29.10.2018 | „Ehemalige persönlich“ - Vortrag mit Sven Lüken (Abitur 1978) Autor: Verein d. Ehemaligen

Der Vereinsvorstand des Vereins der Ehemaligen des Mariengymnasiums zu Jever e.V. konnte sein Mitglied Dr. phil. Sven Lüken, Historiker und Kunsthistoriker, Fachbereichsleiter Militaria und Sammlungsleiter „Waffen, Rüstungen und militärisches Gerät“ am Deutschen Historischen Museum in Berlin, als Referenten gewinnen.
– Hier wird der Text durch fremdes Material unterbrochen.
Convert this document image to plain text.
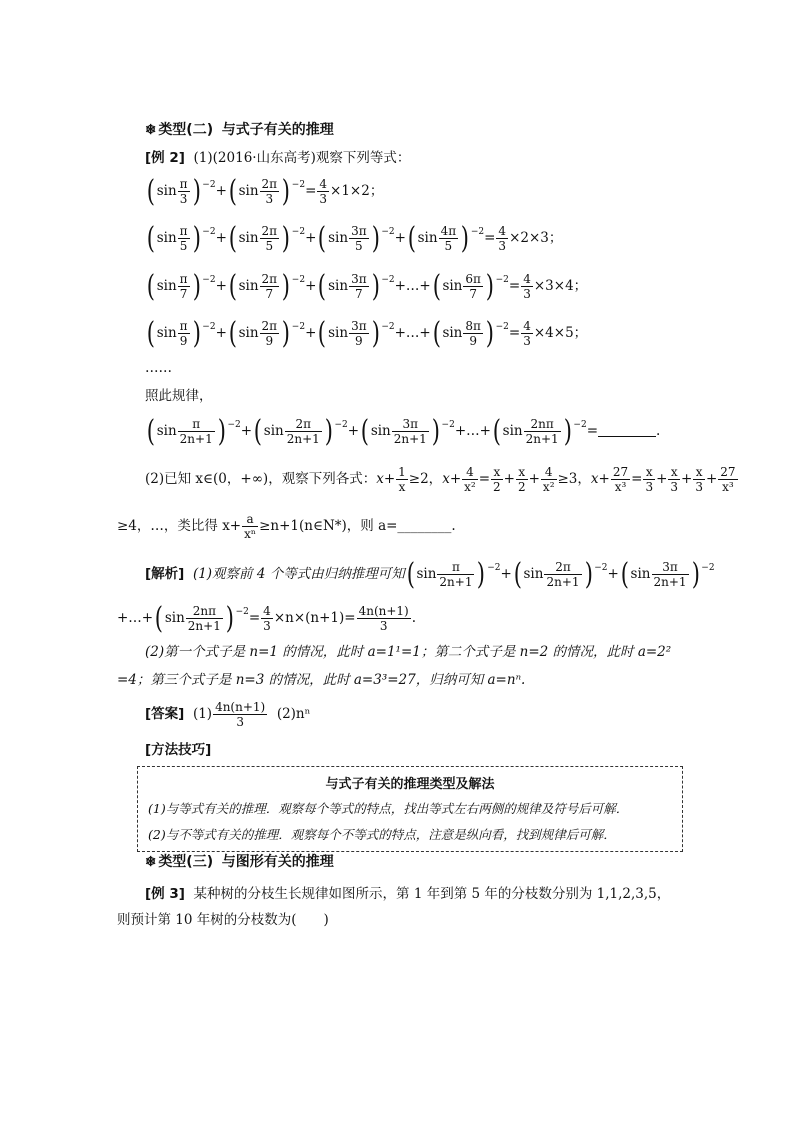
❄ 类型(二) 与式子有关的推理
[例 2] (1)(2016·山东高考)观察下列等式：
( $\sin \frac{\pi}{3}$ ) $^{-2}$+( $\sin \frac{2\pi}{3}$ ) $^{-2}= \frac{4}{3} \times 1\times 2$；
( $\sin \frac{\pi}{5}$ ) $^{-2}$+( $\sin \frac{2\pi}{5}$ ) $^{-2}$+( $\sin \frac{3\pi}{5}$ ) $^{-2}$+( $\sin \frac{4\pi}{5}$ ) $^{-2}= \frac{4}{3} \times 2\times 3$；
( $\sin \frac{\pi}{7}$ ) $^{-2}$+( $\sin \frac{2\pi}{7}$ ) $^{-2}$+( $\sin \frac{3\pi}{7}$ ) $^{-2}$+…+( $\sin \frac{6\pi}{7}$ ) $^{-2}= \frac{4}{3} \times 3\times 4$；
( $\sin \frac{\pi}{9}$ ) $^{-2}$+( $\sin \frac{2\pi}{9}$ ) $^{-2}$+( $\sin \frac{3\pi}{9}$ ) $^{-2}$+…+( $\sin \frac{8\pi}{9}$ ) $^{-2}= \frac{4}{3} \times 4\times 5$；
……
照此规律，
( $\sin \frac{\pi}{2n+1}$ ) $^{-2}$+( $\sin \frac{2\pi}{2n+1}$ ) $^{-2}$+( $\sin \frac{3\pi}{2n+1}$ ) $^{-2}$+…+( $\sin \frac{2n\pi}{2n+1}$ ) $^{-2}$=	.
(2)已知 x∈(0，+∞)，观察下列各式：$x+ \frac{1}{x} \ge 2$，$x+ \frac{4}{\text{x²}} = \frac{x}{2} + \frac{x}{2} + \frac{4}{\text{x²}} \ge 3$，$x+ \frac{27}{\text{x³}} = \frac{x}{3} + \frac{x}{3} + \frac{x}{3} + \frac{27}{\text{x³}}$
≥4，…，类比得 $x+ \frac{a}{\text{xⁿ}}$ ≥n+1(n∈N*)，则 a=________.
[解析] (1)观察前 4 个等式由归纳推理可知( $\sin \frac{\pi}{2n+1}$ ) $^{-2}$+( $\sin \frac{2\pi}{2n+1}$ ) $^{-2}$+( $\sin \frac{3\pi}{2n+1}$ ) $^{-2}$
+…+( $\sin \frac{2n\pi}{2n+1}$ ) $^{-2}= \frac{4}{3} \times n\times(n+1)= \frac{4n(n+1)}{3}$ .
(2)第一个式子是 n=1 的情况，此时 a=1¹=1；第二个式子是 n=2 的情况，此时 a=2²
=4；第三个式子是 n=3 的情况，此时 a=3³=27，归纳可知 a=nⁿ.
[答案] $(1) \frac{4n(n+1)}{3} (2)n^n$
[方法技巧]
与式子有关的推理类型及解法
(1)与等式有关的推理．观察每个等式的特点，找出等式左右两侧的规律及符号后可解．
(2)与不等式有关的推理．观察每个不等式的特点，注意是纵向看，找到规律后可解．
❄ 类型(三) 与图形有关的推理
[例 3] 某种树的分枝生长规律如图所示，第 1 年到第 5 年的分枝数分别为 1,1,2,3,5，
则预计第 10 年树的分枝数为(　　)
Nachdem er in der Weihnachtsausgabe 2017 der Vereinszeitschrift „Die alte Schulglocke“ über seinen Werdegang und seine Tätigkeiten im Rahmen der Reihe „Ehemalige persönlich“ berichtet hatte, steht er im November 2018 für einen Vortrag zur Verfügung. Der öffentliche Abendvortrag zum Thema „Das Berliner Zeughaus: Vom preußischen Waffenarsenal zum Deutschen Historischen Museum“ findet am Mittwoch, 7. November 2018, ab 19.30 Uhr in der Aula des Mariengymnasiums statt. Ein Vortrag für Schülerinnen und Schüler der Schule ist dieses Mal nicht vorgesehen.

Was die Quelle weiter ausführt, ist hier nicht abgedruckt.